The strong spending data suggests that consumers were not hit too hard by the rise in consumer price inflation last month from 2.6 per cent to 3.5 per cent driven by regulated price increases in energy, water and vehicle taxes. Inflation is expected to steadily creep back down to 2 per cent by the start of 2027.

The ONS said shoppers spent big in food shops and department stores and on household goods. Monthly sales when excluding fuel purchases were still 1.3 per cent higher than in March.

High street spending was helped along by the third warmest April on record and the later timing of Easter towards the end of the month. The ONS said consumers spent big in “butchers and bakers, alcohol and tobacco stores”. Online spending fell by 0.3 per cent last month, after expanding in February and March.
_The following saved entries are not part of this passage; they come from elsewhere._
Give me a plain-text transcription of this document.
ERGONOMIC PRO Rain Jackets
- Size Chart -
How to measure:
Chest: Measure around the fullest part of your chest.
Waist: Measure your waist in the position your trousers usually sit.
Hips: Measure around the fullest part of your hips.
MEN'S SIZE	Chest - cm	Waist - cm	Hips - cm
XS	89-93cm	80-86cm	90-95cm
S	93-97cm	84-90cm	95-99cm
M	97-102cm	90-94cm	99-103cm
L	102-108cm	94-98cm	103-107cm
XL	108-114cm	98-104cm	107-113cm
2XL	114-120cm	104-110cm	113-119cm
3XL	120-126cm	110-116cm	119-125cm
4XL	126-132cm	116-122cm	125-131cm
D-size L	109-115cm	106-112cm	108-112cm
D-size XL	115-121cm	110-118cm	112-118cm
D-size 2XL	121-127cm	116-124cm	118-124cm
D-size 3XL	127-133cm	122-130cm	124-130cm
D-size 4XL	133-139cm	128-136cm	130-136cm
Economists expect retail sales to hold up this month after closely watched surveys of households showing a broad-based pick up in sentiment. GfK’s closely watched poll of consumer sentiment gained three points in May and pointed to households returning to spending on “big ticket” items like furniture.

May’s polling coincided with the UK signing a partial trade deal to avoid tariffs in areas such as steel and aluminium and after the Bank of England cut interest rates for the fourth time in early May.

“Retail sales volumes have been trending up steadily since late-2023 as real wage growth returned and the Bank signalled that interest rate cuts were coming,” Rob Wood, chief UK economist at Pantheon Macroeconomics said. “Household saving has risen over that period too but that gives consumers a buffer to draw on as real income growth now slows.”